Under terms defined by the regulator, standard covid-19 coverage will be a benefit-based product offering a 100% flat rate if an insured test positive and hospitalized. The minimum sum insured for the product will be Rs 50,000 and it can go up to a maximum of Rs 5 lakh.
“In view of the global Covid-19 pandemic, the Authority has decided to oblige all general and health insurers to offer a standard individual COVID-19 health insurance product based on benefits”, according to the project, including one copy has been reviewed by ET. Â»..A benefit equal to 100% of the Sum Insured is payable in the event of a positive diagnosisâ¦ resulting in hospitalization. The diagnosis must be confirmed by authorized centers, as declared by the Department of Health and Family Welfare of the Government of India. ”
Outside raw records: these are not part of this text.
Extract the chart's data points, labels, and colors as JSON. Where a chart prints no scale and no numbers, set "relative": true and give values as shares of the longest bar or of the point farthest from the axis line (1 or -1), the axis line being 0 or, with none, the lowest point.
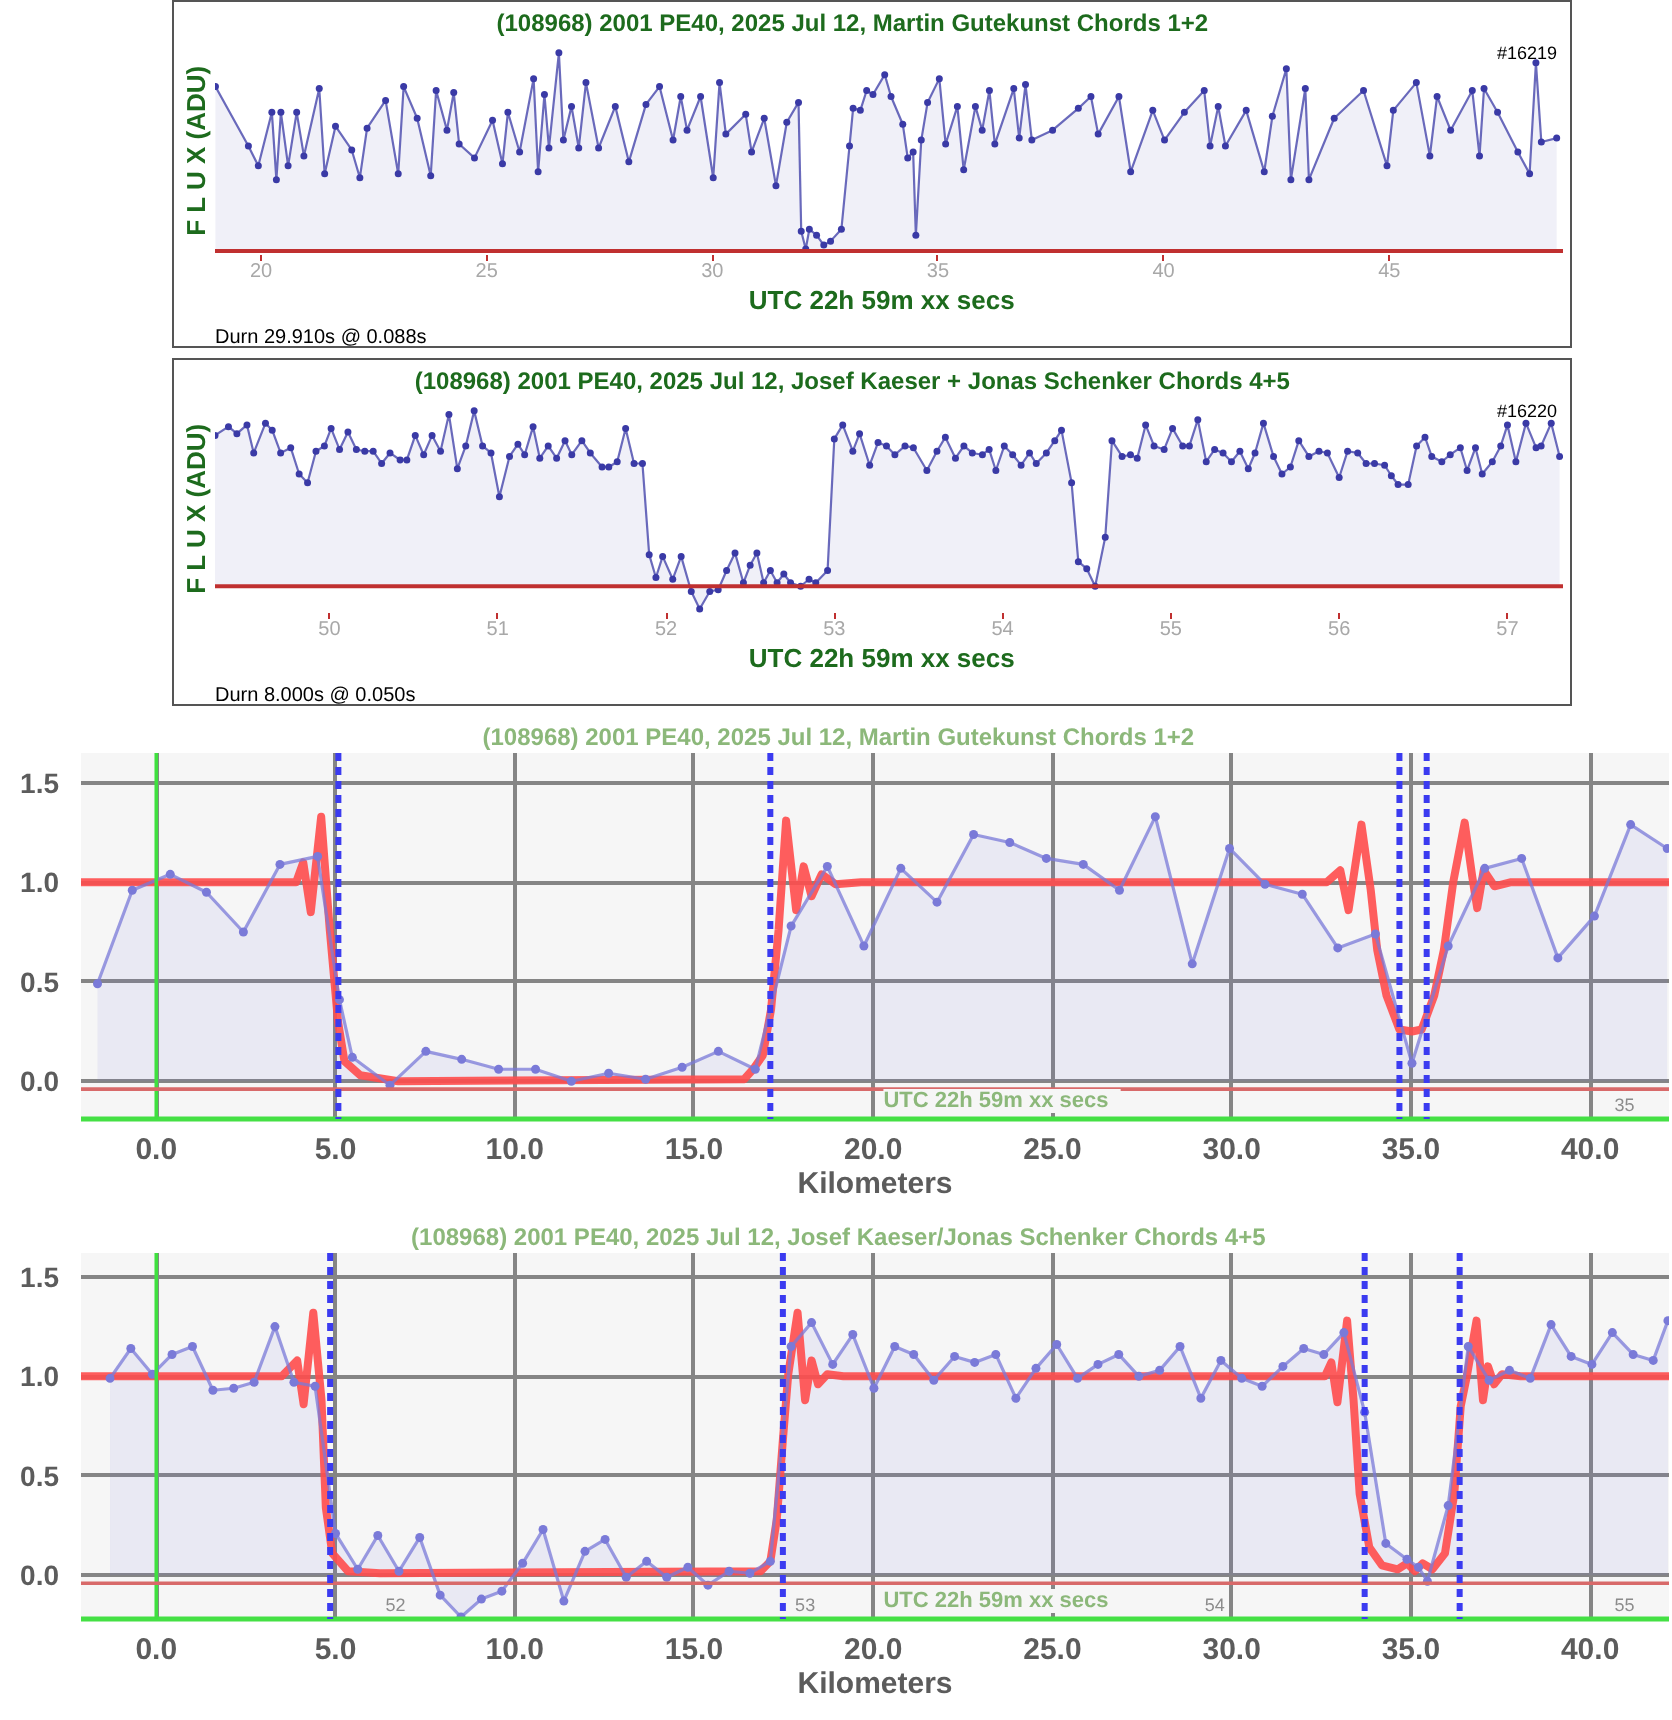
{
  "chart_data": [
    {
      "type": "area",
      "title": "(108968) 2001 PE40,    2025 Jul 12,    Martin Gutekunst      Chords 1+2",
      "xlabel": "UTC  22h 59m  xx secs",
      "ylabel": "F L U X  (ADU)",
      "annotations": [
        "#16219",
        "Durn 29.910s @ 0.088s"
      ],
      "relative": true,
      "xlim": [
        18.98,
        48.85
      ],
      "xticks": [
        20,
        25,
        30,
        35,
        40,
        45
      ],
      "marker": "circle",
      "series": [
        {
          "color": "#3a3aa6",
          "x": [
            18.99,
            19.72,
            19.94,
            20.24,
            20.34,
            20.44,
            20.6,
            20.79,
            20.95,
            21.29,
            21.41,
            21.65,
            22.01,
            22.19,
            22.35,
            22.76,
            23.04,
            23.16,
            23.46,
            23.76,
            23.88,
            24.12,
            24.27,
            24.39,
            24.73,
            25.13,
            25.35,
            25.47,
            25.73,
            26.04,
            26.14,
            26.28,
            26.38,
            26.6,
            26.7,
            26.88,
            27.04,
            27.2,
            27.48,
            27.85,
            28.15,
            28.53,
            28.83,
            29.13,
            29.3,
            29.44,
            29.74,
            30.02,
            30.16,
            30.3,
            30.74,
            30.87,
            31.15,
            31.41,
            31.65,
            31.91,
            31.97,
            32.07,
            32.15,
            32.31,
            32.47,
            32.62,
            32.86,
            33.04,
            33.12,
            33.28,
            33.42,
            33.56,
            33.82,
            33.96,
            34.22,
            34.33,
            34.45,
            34.51,
            34.63,
            34.77,
            35.03,
            35.17,
            35.43,
            35.57,
            35.83,
            35.98,
            36.14,
            36.26,
            36.68,
            36.8,
            36.94,
            37.08,
            37.54,
            38.11,
            38.39,
            38.55,
            39.01,
            39.27,
            39.76,
            40.02,
            40.46,
            40.9,
            41.03,
            41.21,
            41.37,
            41.83,
            42.23,
            42.41,
            42.72,
            42.82,
            43.14,
            43.22,
            43.78,
            44.43,
            44.95,
            45.09,
            45.6,
            45.9,
            46.06,
            46.36,
            46.84,
            47.0,
            47.1,
            47.4,
            47.85,
            48.11,
            48.25,
            48.37,
            48.71
          ],
          "values": [
            0.83,
            0.53,
            0.43,
            0.7,
            0.36,
            0.7,
            0.43,
            0.7,
            0.48,
            0.82,
            0.39,
            0.63,
            0.51,
            0.37,
            0.62,
            0.76,
            0.39,
            0.83,
            0.67,
            0.38,
            0.81,
            0.61,
            0.8,
            0.54,
            0.47,
            0.66,
            0.44,
            0.7,
            0.5,
            0.87,
            0.4,
            0.79,
            0.52,
            1.0,
            0.56,
            0.73,
            0.52,
            0.85,
            0.52,
            0.73,
            0.45,
            0.74,
            0.83,
            0.56,
            0.78,
            0.61,
            0.78,
            0.37,
            0.85,
            0.59,
            0.69,
            0.5,
            0.67,
            0.33,
            0.65,
            0.75,
            0.1,
            0.01,
            0.11,
            0.08,
            0.03,
            0.05,
            0.11,
            0.53,
            0.72,
            0.71,
            0.81,
            0.79,
            0.89,
            0.78,
            0.64,
            0.47,
            0.5,
            0.08,
            0.56,
            0.75,
            0.87,
            0.54,
            0.73,
            0.41,
            0.73,
            0.61,
            0.81,
            0.54,
            0.82,
            0.57,
            0.84,
            0.56,
            0.61,
            0.72,
            0.78,
            0.59,
            0.78,
            0.4,
            0.71,
            0.56,
            0.7,
            0.81,
            0.53,
            0.73,
            0.53,
            0.71,
            0.4,
            0.68,
            0.92,
            0.36,
            0.82,
            0.36,
            0.67,
            0.81,
            0.43,
            0.71,
            0.85,
            0.48,
            0.78,
            0.61,
            0.81,
            0.48,
            0.82,
            0.7,
            0.5,
            0.39,
            0.95,
            0.55,
            0.57
          ]
        }
      ]
    },
    {
      "type": "area",
      "title": "(108968) 2001 PE40,    2025 Jul 12,    Josef Kaeser + Jonas Schenker      Chords 4+5",
      "xlabel": "UTC  22h 59m  xx secs",
      "ylabel": "F L U X  (ADU)",
      "annotations": [
        "#16220",
        "Durn 8.000s @ 0.050s"
      ],
      "relative": true,
      "xlim": [
        49.32,
        57.33
      ],
      "xticks": [
        50,
        51,
        52,
        53,
        54,
        55,
        56,
        57
      ],
      "marker": "circle",
      "series": [
        {
          "color": "#3a3aa6",
          "x": [
            49.32,
            49.4,
            49.45,
            49.51,
            49.55,
            49.62,
            49.66,
            49.71,
            49.77,
            49.82,
            49.87,
            49.92,
            49.97,
            50.01,
            50.06,
            50.11,
            50.16,
            50.21,
            50.26,
            50.31,
            50.36,
            50.42,
            50.46,
            50.51,
            50.56,
            50.61,
            50.66,
            50.71,
            50.76,
            50.81,
            50.86,
            50.91,
            50.96,
            51.01,
            51.07,
            51.12,
            51.16,
            51.21,
            51.25,
            51.3,
            51.35,
            51.4,
            51.44,
            51.5,
            51.55,
            51.62,
            51.66,
            51.71,
            51.76,
            51.81,
            51.86,
            51.9,
            51.94,
            51.98,
            52.04,
            52.09,
            52.15,
            52.2,
            52.26,
            52.31,
            52.36,
            52.41,
            52.46,
            52.5,
            52.54,
            52.58,
            52.62,
            52.66,
            52.7,
            52.74,
            52.8,
            52.85,
            52.89,
            52.96,
            53.0,
            53.05,
            53.11,
            53.15,
            53.21,
            53.26,
            53.31,
            53.36,
            53.42,
            53.47,
            53.55,
            53.61,
            53.66,
            53.72,
            53.77,
            53.82,
            53.88,
            53.92,
            53.96,
            54.01,
            54.06,
            54.11,
            54.16,
            54.2,
            54.26,
            54.31,
            54.35,
            54.41,
            54.45,
            54.5,
            54.55,
            54.61,
            54.65,
            54.71,
            54.76,
            54.8,
            54.85,
            54.9,
            54.96,
            55.01,
            55.07,
            55.11,
            55.16,
            55.21,
            55.26,
            55.31,
            55.36,
            55.41,
            55.46,
            55.5,
            55.55,
            55.61,
            55.66,
            55.71,
            55.76,
            55.82,
            55.88,
            55.93,
            56.0,
            56.05,
            56.11,
            56.16,
            56.21,
            56.27,
            56.31,
            56.35,
            56.41,
            56.46,
            56.51,
            56.55,
            56.61,
            56.66,
            56.72,
            56.76,
            56.81,
            56.85,
            56.91,
            56.96,
            57.0,
            57.05,
            57.11,
            57.17,
            57.2,
            57.26,
            57.31
          ],
          "values": [
            0.86,
            0.91,
            0.87,
            0.92,
            0.76,
            0.93,
            0.89,
            0.76,
            0.79,
            0.64,
            0.59,
            0.77,
            0.8,
            0.9,
            0.78,
            0.88,
            0.78,
            0.77,
            0.77,
            0.7,
            0.76,
            0.72,
            0.72,
            0.86,
            0.75,
            0.86,
            0.77,
            0.98,
            0.67,
            0.8,
            1.0,
            0.8,
            0.76,
            0.51,
            0.74,
            0.81,
            0.75,
            0.91,
            0.73,
            0.8,
            0.73,
            0.83,
            0.75,
            0.83,
            0.76,
            0.68,
            0.68,
            0.71,
            0.9,
            0.7,
            0.7,
            0.18,
            0.05,
            0.17,
            0.04,
            0.17,
            -0.03,
            -0.13,
            -0.03,
            -0.02,
            0.09,
            0.19,
            0.02,
            0.12,
            0.19,
            0.02,
            0.09,
            0.02,
            0.07,
            0.02,
            0.0,
            0.04,
            0.02,
            0.09,
            0.84,
            0.92,
            0.77,
            0.87,
            0.69,
            0.82,
            0.8,
            0.75,
            0.8,
            0.79,
            0.66,
            0.77,
            0.85,
            0.73,
            0.8,
            0.76,
            0.75,
            0.78,
            0.66,
            0.8,
            0.75,
            0.69,
            0.76,
            0.7,
            0.76,
            0.83,
            0.89,
            0.59,
            0.14,
            0.1,
            0.0,
            0.28,
            0.83,
            0.74,
            0.75,
            0.73,
            0.92,
            0.8,
            0.78,
            0.9,
            0.8,
            0.8,
            0.95,
            0.71,
            0.78,
            0.76,
            0.71,
            0.77,
            0.67,
            0.76,
            0.93,
            0.74,
            0.64,
            0.68,
            0.83,
            0.74,
            0.77,
            0.76,
            0.62,
            0.77,
            0.76,
            0.7,
            0.7,
            0.69,
            0.63,
            0.58,
            0.58,
            0.8,
            0.85,
            0.74,
            0.71,
            0.75,
            0.79,
            0.66,
            0.79,
            0.64,
            0.71,
            0.8,
            0.92,
            0.71,
            0.93,
            0.79,
            0.8,
            0.93,
            0.74
          ]
        }
      ]
    },
    {
      "type": "line",
      "title": "(108968) 2001 PE40,    2025 Jul 12,    Martin Gutekunst      Chords 1+2",
      "xlabel": "Kilometers",
      "annotations": [
        "UTC  22h 59m  xx secs",
        "35"
      ],
      "xlim": [
        -2.1,
        42.2
      ],
      "ylim": [
        -0.19,
        1.65
      ],
      "xticks": [
        {
          "value": 0,
          "label": "0.0"
        },
        {
          "value": 5,
          "label": "5.0"
        },
        {
          "value": 10,
          "label": "10.0"
        },
        {
          "value": 15,
          "label": "15.0"
        },
        {
          "value": 20,
          "label": "20.0"
        },
        {
          "value": 25,
          "label": "25.0"
        },
        {
          "value": 30,
          "label": "30.0"
        },
        {
          "value": 35,
          "label": "35.0"
        },
        {
          "value": 40,
          "label": "40.0"
        }
      ],
      "yticks": [
        {
          "value": 0,
          "label": "0.0"
        },
        {
          "value": 0.5,
          "label": "0.5"
        },
        {
          "value": 1,
          "label": "1.0"
        },
        {
          "value": 1.5,
          "label": "1.5"
        }
      ],
      "grid": true,
      "marker": "circle",
      "ref_lines": [
        {
          "axis": "x",
          "value": 0,
          "color": "#3fe03f"
        },
        {
          "axis": "y",
          "value": -0.04,
          "color": "#d86a6a"
        },
        {
          "axis": "x",
          "value": 5.08,
          "color": "#3b3bf0",
          "line_style": "dashed"
        },
        {
          "axis": "x",
          "value": 17.13,
          "color": "#3b3bf0",
          "line_style": "dashed"
        },
        {
          "axis": "x",
          "value": 34.68,
          "color": "#3b3bf0",
          "line_style": "dashed"
        },
        {
          "axis": "x",
          "value": 35.44,
          "color": "#3b3bf0",
          "line_style": "dashed"
        }
      ],
      "series": [
        {
          "type": "line",
          "marker": "none",
          "color": "#ff4d4d",
          "x": [
            -2.1,
            3.3,
            3.9,
            4.1,
            4.31,
            4.6,
            4.84,
            5.07,
            5.25,
            5.69,
            6.75,
            16.4,
            16.65,
            16.92,
            17.15,
            17.36,
            17.57,
            17.85,
            18.06,
            18.28,
            18.56,
            18.95,
            19.66,
            32.65,
            33.03,
            33.26,
            33.62,
            33.88,
            34.06,
            34.32,
            34.68,
            35.03,
            35.3,
            35.65,
            35.92,
            36.18,
            36.5,
            36.71,
            36.85,
            37.03,
            37.33,
            37.77,
            42.2
          ],
          "values": [
            1.0,
            1.0,
            1.0,
            1.1,
            0.85,
            1.33,
            0.76,
            0.3,
            0.1,
            0.03,
            0.0,
            0.01,
            0.06,
            0.13,
            0.36,
            0.76,
            1.31,
            0.86,
            1.08,
            0.93,
            1.04,
            0.99,
            1.0,
            1.0,
            1.06,
            0.86,
            1.29,
            0.96,
            0.66,
            0.43,
            0.26,
            0.25,
            0.26,
            0.43,
            0.66,
            1.0,
            1.3,
            1.03,
            0.87,
            1.06,
            0.98,
            1.0,
            1.0
          ]
        },
        {
          "type": "area",
          "color": "#7a7ad8",
          "x": [
            -1.64,
            -0.67,
            0.39,
            1.4,
            2.43,
            3.45,
            4.5,
            5.11,
            5.47,
            6.52,
            7.52,
            8.52,
            9.55,
            10.58,
            11.58,
            12.62,
            13.65,
            14.67,
            15.68,
            16.71,
            17.71,
            18.72,
            19.74,
            20.77,
            21.78,
            22.8,
            23.81,
            24.83,
            25.86,
            26.87,
            27.87,
            28.9,
            29.94,
            30.93,
            31.97,
            32.96,
            34.01,
            35.03,
            36.04,
            37.06,
            38.09,
            39.1,
            40.12,
            41.13,
            42.15
          ],
          "values": [
            0.49,
            0.96,
            1.04,
            0.95,
            0.75,
            1.09,
            1.13,
            0.41,
            0.12,
            -0.02,
            0.15,
            0.11,
            0.06,
            0.06,
            0.0,
            0.04,
            0.01,
            0.07,
            0.15,
            0.06,
            0.78,
            1.08,
            0.68,
            1.07,
            0.9,
            1.24,
            1.2,
            1.12,
            1.09,
            0.96,
            1.33,
            0.59,
            1.17,
            0.99,
            0.94,
            0.67,
            0.74,
            0.09,
            0.68,
            1.07,
            1.12,
            0.62,
            0.83,
            1.29,
            1.17
          ]
        }
      ]
    },
    {
      "type": "line",
      "title": "(108968) 2001 PE40,    2025 Jul 12,    Josef Kaeser/Jonas Schenker      Chords 4+5",
      "xlabel": "Kilometers",
      "annotations": [
        "UTC  22h 59m  xx secs",
        "52",
        "53",
        "54",
        "55"
      ],
      "xlim": [
        -2.1,
        42.2
      ],
      "ylim": [
        -0.22,
        1.62
      ],
      "xticks": [
        {
          "value": 0,
          "label": "0.0"
        },
        {
          "value": 5,
          "label": "5.0"
        },
        {
          "value": 10,
          "label": "10.0"
        },
        {
          "value": 15,
          "label": "15.0"
        },
        {
          "value": 20,
          "label": "20.0"
        },
        {
          "value": 25,
          "label": "25.0"
        },
        {
          "value": 30,
          "label": "30.0"
        },
        {
          "value": 35,
          "label": "35.0"
        },
        {
          "value": 40,
          "label": "40.0"
        }
      ],
      "yticks": [
        {
          "value": 0,
          "label": "0.0"
        },
        {
          "value": 0.5,
          "label": "0.5"
        },
        {
          "value": 1,
          "label": "1.0"
        },
        {
          "value": 1.5,
          "label": "1.5"
        }
      ],
      "grid": true,
      "marker": "circle",
      "ref_lines": [
        {
          "axis": "x",
          "value": 0,
          "color": "#3fe03f"
        },
        {
          "axis": "y",
          "value": -0.04,
          "color": "#d86a6a"
        },
        {
          "axis": "x",
          "value": 4.85,
          "color": "#3b3bf0",
          "line_style": "dashed"
        },
        {
          "axis": "x",
          "value": 17.48,
          "color": "#3b3bf0",
          "line_style": "dashed"
        },
        {
          "axis": "x",
          "value": 33.71,
          "color": "#3b3bf0",
          "line_style": "dashed"
        },
        {
          "axis": "x",
          "value": 36.36,
          "color": "#3b3bf0",
          "line_style": "dashed"
        }
      ],
      "series": [
        {
          "type": "line",
          "marker": "none",
          "color": "#ff4d4d",
          "x": [
            -2.1,
            3.5,
            3.93,
            4.11,
            4.38,
            4.61,
            4.73,
            4.91,
            5.35,
            6.24,
            16.86,
            17.13,
            17.31,
            17.48,
            17.63,
            17.89,
            18.1,
            18.28,
            18.46,
            18.72,
            19.17,
            32.25,
            32.6,
            32.78,
            32.95,
            33.22,
            33.4,
            33.57,
            33.84,
            34.19,
            34.63,
            34.89,
            35.11,
            35.33,
            35.6,
            35.95,
            36.21,
            36.39,
            36.57,
            36.83,
            37.01,
            37.15,
            37.32,
            37.54,
            38.06,
            42.2
          ],
          "values": [
            1.0,
            1.0,
            1.08,
            0.86,
            1.32,
            0.88,
            0.34,
            0.11,
            0.02,
            0.01,
            0.02,
            0.07,
            0.28,
            0.68,
            1.01,
            1.32,
            0.88,
            1.08,
            0.96,
            1.01,
            1.0,
            1.0,
            1.0,
            1.07,
            0.87,
            1.28,
            0.88,
            0.41,
            0.14,
            0.05,
            0.03,
            0.06,
            0.02,
            0.06,
            0.03,
            0.11,
            0.41,
            0.85,
            1.01,
            1.28,
            0.88,
            1.05,
            0.96,
            1.01,
            1.0,
            1.0
          ]
        },
        {
          "type": "area",
          "color": "#7a7ad8",
          "x": [
            -1.29,
            -0.71,
            -0.11,
            0.44,
            1.01,
            1.58,
            2.16,
            2.73,
            3.31,
            3.84,
            4.43,
            5.0,
            5.62,
            6.18,
            6.77,
            7.35,
            7.92,
            8.5,
            9.07,
            9.64,
            10.22,
            10.79,
            11.37,
            11.96,
            12.52,
            13.11,
            13.68,
            14.24,
            14.83,
            15.39,
            15.98,
            16.56,
            17.13,
            17.71,
            18.28,
            18.87,
            19.43,
            20.02,
            20.6,
            21.13,
            21.69,
            22.27,
            22.83,
            23.42,
            23.98,
            24.54,
            25.12,
            25.7,
            26.27,
            26.85,
            27.41,
            27.99,
            28.56,
            29.14,
            29.7,
            30.28,
            30.85,
            31.43,
            32.01,
            32.57,
            33.13,
            33.71,
            34.3,
            34.89,
            35.21,
            35.46,
            36.04,
            36.6,
            37.18,
            37.75,
            38.33,
            38.91,
            39.47,
            40.05,
            40.62,
            41.2,
            41.76,
            42.17
          ],
          "values": [
            0.99,
            1.14,
            1.01,
            1.11,
            1.15,
            0.93,
            0.94,
            0.97,
            1.25,
            0.97,
            0.95,
            0.21,
            0.03,
            0.2,
            0.02,
            0.19,
            -0.1,
            -0.21,
            -0.12,
            -0.08,
            0.06,
            0.23,
            -0.13,
            0.12,
            0.18,
            -0.01,
            0.07,
            -0.01,
            0.04,
            -0.05,
            0.02,
            0.01,
            0.07,
            1.15,
            1.27,
            1.06,
            1.21,
            0.94,
            1.15,
            1.11,
            0.98,
            1.1,
            1.07,
            1.11,
            0.89,
            1.04,
            1.16,
            0.99,
            1.06,
            1.11,
            1.0,
            1.03,
            1.15,
            0.89,
            1.08,
            0.99,
            0.95,
            1.05,
            1.14,
            1.11,
            1.22,
            0.82,
            0.16,
            0.08,
            0.04,
            -0.03,
            0.35,
            1.15,
            0.98,
            1.03,
            0.99,
            1.26,
            1.1,
            1.06,
            1.22,
            1.11,
            1.08,
            1.28
          ]
        }
      ]
    }
  ]
}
Insurers have been asked to make the product âmandatory availableâ before June 30
In addition, said policy may also include additional quarantine coverage where a policyholder would be paid 50% of the sum insured for a premium specified by the insurer. A person familiar with the matter said details were being finalized.
Because an insured tested positive within 15 days of purchasing coverage would not be liable for payment of the claim by the insurer, specify the guidelines.
Insurers would be able to price the product based on their valuation. However, there would be no geographic or zonal pricing mechanism. âThe premium under this product must be based on India and no pricing by location / area is allowed,â as per the guidelines.
Anyone between the ages of 18 and 65 would be able to apply for the policy with life renewal under the draft guidelines, under the draft guidelines.
Additionally, the product would be available with a monthly, quarterly, semi-annual or annual payment option. For annual payments, a grace period of 30 days will be allowed, while for other modes, a grace period of 15 days will be allowed.
The insurance regulator was previously considering standard indemnity-based coverage, however, the disparity in prices between hospitals and high consumable costs caused the regulator to change the terms of an earlier draft submitted to the General Insurance Council, said the person quoted.